Del Monte bananas Costa Rica MUST CREDIT Mark Markau - Adobe Stock

Image: Mark Markau - Adobe Stock

Fresh Del Monte Produce has reported its financial results for the first quarter of the year ended 27 March, with net sales and net income both falling from the corresponding period of 2025.

Net sales stood at U$1.04bn, a decrease of 4.9 per cent that was primarily driven by lower net sales in the company’s fresh and value-added products segment.

This, Del Monte noted, reflected the strategic divestiture of its Mann Packing business in the fourth quarter of 2025, as well as lower net sales in its avocado product line due to industry-wide oversupply, which resulted in lower per-unit selling prices.

The decrease was partially offset by net sales from the company’s acquisition of Del Monte Foods in March 2026, as well as the favourable impact of fluctuations in exchange rates primarily related to the euro.

Gross profit for the first quarter of 2026 was US$89mn, attributed to lower gross profit in the company’s other products and services business segment, reflecting lower per-unit selling prices in its poultry and meats business due to slower demand and the impact of the Middle East conflict.

It was also negatively impacted in Del Monte’s prepared foods business segment, driven by higher per-unit production and procurement costs.

Across the group’s portfolio, results were affected by supply chain disruptions in the Strait of Hormuz associated with geopolitical developments and the unfavourable impact of fluctuations in exchange rates due to a stronger Costa Rican colon, it confirmed.

The decrease was partially offset by higher per-unit selling prices in the banana and pineapple product lines, as well as the acquisition of Del Monte Foods.

Operating income for quarter was US$20.1mn, down from US$44.9mn in 2025, the result of higher asset impairment and other charges.

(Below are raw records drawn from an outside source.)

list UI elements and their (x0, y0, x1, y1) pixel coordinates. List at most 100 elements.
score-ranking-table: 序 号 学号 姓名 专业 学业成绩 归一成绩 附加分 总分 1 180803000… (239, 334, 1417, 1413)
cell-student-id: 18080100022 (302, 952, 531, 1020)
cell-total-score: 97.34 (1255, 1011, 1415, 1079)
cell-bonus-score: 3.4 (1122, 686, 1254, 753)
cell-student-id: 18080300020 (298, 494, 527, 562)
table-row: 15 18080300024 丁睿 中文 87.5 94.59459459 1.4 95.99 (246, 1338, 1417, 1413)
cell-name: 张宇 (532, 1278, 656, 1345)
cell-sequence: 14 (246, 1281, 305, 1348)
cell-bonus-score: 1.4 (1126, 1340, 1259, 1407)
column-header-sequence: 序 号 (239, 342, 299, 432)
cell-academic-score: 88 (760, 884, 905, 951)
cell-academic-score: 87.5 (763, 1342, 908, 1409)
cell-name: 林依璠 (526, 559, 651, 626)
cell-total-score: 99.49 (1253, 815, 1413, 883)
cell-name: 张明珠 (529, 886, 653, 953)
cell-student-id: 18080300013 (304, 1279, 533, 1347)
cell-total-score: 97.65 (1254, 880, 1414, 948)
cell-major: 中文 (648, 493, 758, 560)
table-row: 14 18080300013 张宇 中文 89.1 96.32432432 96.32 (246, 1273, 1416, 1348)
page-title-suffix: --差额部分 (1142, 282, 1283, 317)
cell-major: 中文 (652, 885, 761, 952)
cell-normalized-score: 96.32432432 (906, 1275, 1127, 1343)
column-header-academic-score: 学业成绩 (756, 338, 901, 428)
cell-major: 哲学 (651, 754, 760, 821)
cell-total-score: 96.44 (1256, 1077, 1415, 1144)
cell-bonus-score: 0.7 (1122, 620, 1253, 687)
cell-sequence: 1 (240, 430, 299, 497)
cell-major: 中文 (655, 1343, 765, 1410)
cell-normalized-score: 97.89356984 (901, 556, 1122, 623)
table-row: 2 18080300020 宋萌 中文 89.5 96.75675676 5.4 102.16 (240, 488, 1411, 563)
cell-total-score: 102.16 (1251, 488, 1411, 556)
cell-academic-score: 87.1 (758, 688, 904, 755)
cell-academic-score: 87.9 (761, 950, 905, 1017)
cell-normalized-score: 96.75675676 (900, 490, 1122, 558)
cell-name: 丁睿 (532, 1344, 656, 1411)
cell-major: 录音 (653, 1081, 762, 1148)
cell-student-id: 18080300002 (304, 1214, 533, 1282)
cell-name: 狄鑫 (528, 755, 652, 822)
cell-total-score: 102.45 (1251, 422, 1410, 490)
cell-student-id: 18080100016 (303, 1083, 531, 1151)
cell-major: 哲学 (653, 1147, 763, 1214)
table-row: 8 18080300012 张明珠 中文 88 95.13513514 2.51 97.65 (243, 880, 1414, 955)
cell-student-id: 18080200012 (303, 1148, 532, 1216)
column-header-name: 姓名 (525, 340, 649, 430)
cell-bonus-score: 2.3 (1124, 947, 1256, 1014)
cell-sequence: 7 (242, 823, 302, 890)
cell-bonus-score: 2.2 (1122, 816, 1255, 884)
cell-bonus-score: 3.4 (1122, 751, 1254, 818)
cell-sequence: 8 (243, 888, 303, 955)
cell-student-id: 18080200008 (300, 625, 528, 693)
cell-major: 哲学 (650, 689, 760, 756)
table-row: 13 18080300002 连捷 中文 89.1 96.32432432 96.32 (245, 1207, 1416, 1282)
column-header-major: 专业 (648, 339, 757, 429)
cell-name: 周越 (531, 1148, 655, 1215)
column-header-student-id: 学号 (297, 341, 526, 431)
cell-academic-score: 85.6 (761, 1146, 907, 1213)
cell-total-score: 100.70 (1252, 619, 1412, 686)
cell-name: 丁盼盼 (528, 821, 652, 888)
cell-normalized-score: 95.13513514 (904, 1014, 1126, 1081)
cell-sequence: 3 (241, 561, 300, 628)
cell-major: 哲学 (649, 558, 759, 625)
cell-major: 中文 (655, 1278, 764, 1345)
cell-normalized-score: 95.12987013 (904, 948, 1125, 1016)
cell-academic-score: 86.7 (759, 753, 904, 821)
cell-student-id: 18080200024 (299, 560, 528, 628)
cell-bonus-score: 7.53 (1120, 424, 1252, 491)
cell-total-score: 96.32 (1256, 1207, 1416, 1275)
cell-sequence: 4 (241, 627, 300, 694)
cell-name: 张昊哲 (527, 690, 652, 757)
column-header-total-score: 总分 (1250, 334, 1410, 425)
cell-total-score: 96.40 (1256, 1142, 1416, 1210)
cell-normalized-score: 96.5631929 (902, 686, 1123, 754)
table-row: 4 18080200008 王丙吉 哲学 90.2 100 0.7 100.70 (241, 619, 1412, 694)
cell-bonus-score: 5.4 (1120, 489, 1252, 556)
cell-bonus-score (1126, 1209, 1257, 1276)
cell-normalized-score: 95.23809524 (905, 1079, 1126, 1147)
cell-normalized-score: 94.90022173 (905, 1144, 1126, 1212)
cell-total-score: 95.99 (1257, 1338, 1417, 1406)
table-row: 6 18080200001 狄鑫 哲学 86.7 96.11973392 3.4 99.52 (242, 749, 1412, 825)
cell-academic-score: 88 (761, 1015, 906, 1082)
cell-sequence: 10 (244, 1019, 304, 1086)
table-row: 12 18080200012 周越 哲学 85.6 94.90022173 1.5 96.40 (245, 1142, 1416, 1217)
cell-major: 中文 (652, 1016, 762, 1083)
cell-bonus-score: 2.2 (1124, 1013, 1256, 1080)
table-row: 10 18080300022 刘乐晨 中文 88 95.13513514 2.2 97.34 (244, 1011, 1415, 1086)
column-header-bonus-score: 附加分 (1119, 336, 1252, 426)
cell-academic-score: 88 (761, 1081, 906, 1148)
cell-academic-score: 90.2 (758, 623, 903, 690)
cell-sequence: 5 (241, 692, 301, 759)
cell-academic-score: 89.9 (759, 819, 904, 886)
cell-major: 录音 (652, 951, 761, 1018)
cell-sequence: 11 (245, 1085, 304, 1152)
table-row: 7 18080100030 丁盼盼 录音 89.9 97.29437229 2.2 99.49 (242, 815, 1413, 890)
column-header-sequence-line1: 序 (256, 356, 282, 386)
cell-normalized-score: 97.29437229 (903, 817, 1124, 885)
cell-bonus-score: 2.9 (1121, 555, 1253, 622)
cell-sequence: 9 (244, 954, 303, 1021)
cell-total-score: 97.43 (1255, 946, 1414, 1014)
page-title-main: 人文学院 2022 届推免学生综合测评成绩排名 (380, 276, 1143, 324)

Net income attributable to Fresh Del Monte was US$10mn, dropping from US$31.1mn in the opening quarter of 2025.

“Our first-quarter results reflect disciplined execution across a complex operating environment, with the business demonstrating resilience as we continue to strengthen and expand our portfolio,” said Mohammad Abu-Ghazaleh, Fresh Del Monte’s chairman and CEO.

“Importantly, the quarter included the initial contribution following the closing of the Del Monte Foods acquisition, expanding our portfolio and strengthening our position across both the perimeter and centre of the store.

”We are encouraged by the initial performance of the Del Monte Foods business in its first week of ownership and remain focused on building on this momentum as we continue to scale the business and strengthen our overall platform,” he added.